Frequently Asked Questions (FAQs) about giftedness
What is important to keep in mind when identifying giftedness?
As a person’s giftedness develops, they change and so do the very things that constitute their achievement-related potential. In addition, giftedness can develop differently over time depending on the area (e.g., early on in mathematics, later in diplomacy). This dynamic view of giftedness has consequences for identifying gifted individuals. In some areas, high potential becomes apparent at an early stage whereas in others it does not emerge until later. In other words, looking for potential is worthwhile not just on one single occasion, but rather repeatedly, that is, from time to time.
Depending on the area, different characteristics also indicate a specific development potential. A specific interest in numbers or spontaneous understanding of quantity and size relationships can indicate mathematical giftedness in preschool age; musical giftedness would rather involve spontaneous music-making or a distinct memory for melodies. As a general rule, however, a quasi-natural fit between a child and a particular content or activity is indicative of high potential. Finding these and trying them out requires the provision of a variety of many opportunities and available offers. Especially with young children, providing these opportunities is often more important than identifying potential in children—according to the motto “first provide opportunities and encourage, then identify”.

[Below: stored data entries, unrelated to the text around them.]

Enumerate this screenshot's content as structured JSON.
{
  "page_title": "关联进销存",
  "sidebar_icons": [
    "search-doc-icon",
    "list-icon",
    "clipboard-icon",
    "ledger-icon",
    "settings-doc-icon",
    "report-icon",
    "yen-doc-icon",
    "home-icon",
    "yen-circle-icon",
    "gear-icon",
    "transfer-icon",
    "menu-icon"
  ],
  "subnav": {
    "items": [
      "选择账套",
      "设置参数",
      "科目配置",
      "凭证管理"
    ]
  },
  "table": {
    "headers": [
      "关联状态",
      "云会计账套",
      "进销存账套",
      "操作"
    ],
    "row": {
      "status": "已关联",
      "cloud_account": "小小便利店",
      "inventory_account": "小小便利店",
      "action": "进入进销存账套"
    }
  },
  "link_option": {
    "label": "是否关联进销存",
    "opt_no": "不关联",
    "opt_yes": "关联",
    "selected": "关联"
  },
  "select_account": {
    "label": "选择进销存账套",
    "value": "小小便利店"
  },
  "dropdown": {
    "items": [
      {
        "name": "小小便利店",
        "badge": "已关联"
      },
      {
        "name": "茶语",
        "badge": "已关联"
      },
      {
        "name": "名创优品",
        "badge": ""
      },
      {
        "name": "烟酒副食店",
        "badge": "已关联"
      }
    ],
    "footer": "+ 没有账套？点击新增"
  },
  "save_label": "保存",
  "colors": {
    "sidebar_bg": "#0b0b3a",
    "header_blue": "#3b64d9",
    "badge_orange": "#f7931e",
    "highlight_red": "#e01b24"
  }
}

As a child then gravitates toward a particular subject or area, learning ability becomes more important. In terms of recognition, this means paying attention not only to cognitive abilities, but also to prior knowledge, learning strategies, or the child’s motivation. Is the child confident about learning? Can he or she cope well with failure? All of these factors are important for further development. At a later stage, creativity, self-regulatory skills such as the ability to set goals and plan one’s own learning, and social skills emerge. Thus, for the identification of giftedness, many characteristics play a role, and their respective significance can shift in the course of giftedness development. In this view, diagnosing giftedness is thus understood as a process.